Rédigeant ces lignes, j’ai l’impression d’enfiler des truismes. Or, au-delà des réalités factuelles, il y également la réalité d’un procédé psychologique qui consiste à répéter 36 fois par jour les mêmes mensonges jusqu’à ce que, paradoxalement, ceux-ci n’apparaissent plus comme tels à l’auditoire visé. On l’a notamment vu dans le cas de la Syrie. Le seul antidote possible est donc la réinformation systématique si même elle semble parfois redondante. Sait-on ainsi que Mikhaïl Koval a publiquement exprimé sa détermination à parquer les résidents de Donetsk et de Lougansk dans des « camps de filtration » pour ensuite les disperser à travers le pays ? Il suffit pourtant de consulter youtube pour trouver des preuves limpides de ce projet de déportation. L’Est ukrainien, connaitra-t-il le sort de Varsovie en 1944, une capitale entièrement détruite par les Allemands en réponse à la montée de la résistance polonaise connue sous le nom de l’ «Armia Krajowa » ? Ceux qui n’ont pas fui vers la Russie ou d’autres pays d’accueil éventuels, connaitront-ils le sort des Ruthène et des Lemkos parqués, il y a cent ans de là, dans des camps de détention autrichiens ? Il arrive que l’Histoire se répète dans les circonstances sans pour autant que le dénouement soit le même. Espérons donc qu’il ne soit pas le même pour les habitants de Novorossia.
Je soumets maintenant à votre attention quelques extraits du témoignage d’Alexandre Sivov, en direct d’Odessa.
La Voix de la Russie. « Que pensent les habitants d’Odessa de ce qui se passe de l’autre côté du Dniepr ? Est-ce qu’il y a des autochtones qui prennent part aux hostilités, dans un camp ou dans un autre ?
Alexandre Sivov. Il est très difficile pour le moment de comprendre ce qu’ils pensent dans la mesure où tout le monde, sans exception, a peur de s’exprimer … notamment dans une conversation plus ou moins privée avec un inconnu. On peut en fait diviser votre question en deux parties ou même en trois parties. Premièrement, il y a bon nombre de gens mobilisés de force pour être enrôlés dans l’armée ukrainienne bien qu’il y ait un moyen, pour les plus aisés, d’y échapper, en payant 1000 dollars au commissariat du quartier. Et quand je dis plus aisés, c’est très peu dire, car ces 1000 dollars constituent le salaire annuel d’un Odessite moyen. Je vous assure que la majeure partie des conscrits ne veulent pas se battre !

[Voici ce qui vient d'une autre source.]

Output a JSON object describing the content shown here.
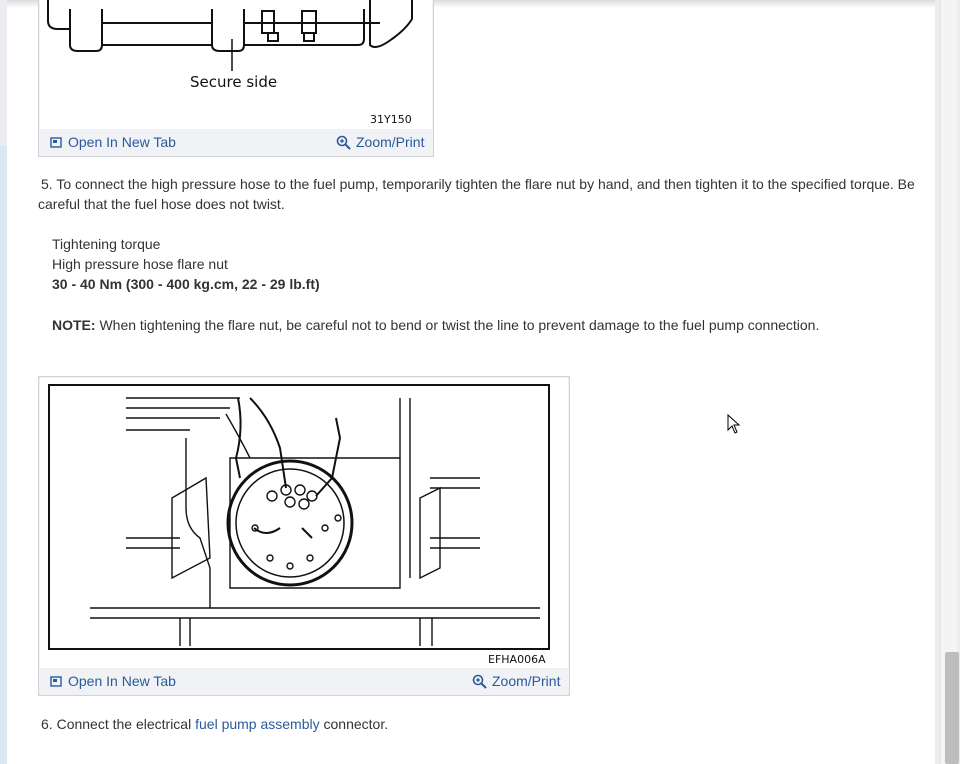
{
  "figure1": {
    "label": "Secure side",
    "code": "31Y150",
    "open_tab": "Open In New Tab",
    "zoom": "Zoom/Print"
  },
  "step5": {
    "number": "5.",
    "text": "To connect the high pressure hose to the fuel pump, temporarily tighten the flare nut by hand, and then tighten it to the specified torque. Be careful that the fuel hose does not twist.",
    "torque_heading": "Tightening torque",
    "torque_item": "High pressure hose flare nut",
    "torque_value": "30 - 40 Nm (300 - 400 kg.cm, 22 - 29 lb.ft)",
    "note_label": "NOTE:",
    "note_text": "When tightening the flare nut, be careful not to bend or twist the line to prevent damage to the fuel pump connection."
  },
  "figure2": {
    "code": "EFHA006A",
    "open_tab": "Open In New Tab",
    "zoom": "Zoom/Print"
  },
  "step6": {
    "number": "6.",
    "before": "Connect the electrical",
    "link": "fuel pump assembly",
    "after": "connector."
  },
  "icons": [
    "open-tab-icon",
    "zoom-icon",
    "mouse-cursor-icon"
  ],
  "colors": {
    "link": "#2a5a9c",
    "text": "#333333",
    "figure_bg": "#f0f2f5"
  }
}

Nous apprenons, certaines rumeurs à l’appui, que les jeunes gens qui ont lutté contre le Praviy Sector le jour de la tragédie du 2 mai ont continué leur combat aux côtés des milices d’autodéfense du Donbass !Ce genre de rumeur est particulièrement tenace mais, bien entendu, on est loin de la certitude ! Une autre rumeur, plus tenace, fait état de l’apparition d’un arsenal d’armes à feux à Odessa en vue du lancement d’une guérilla urbaine (…).
La VdlR. Peut-on établir un parallèle entre l’idéologie nazie du III Reich et l’idéologie du nouveau gouvernement kiévien ?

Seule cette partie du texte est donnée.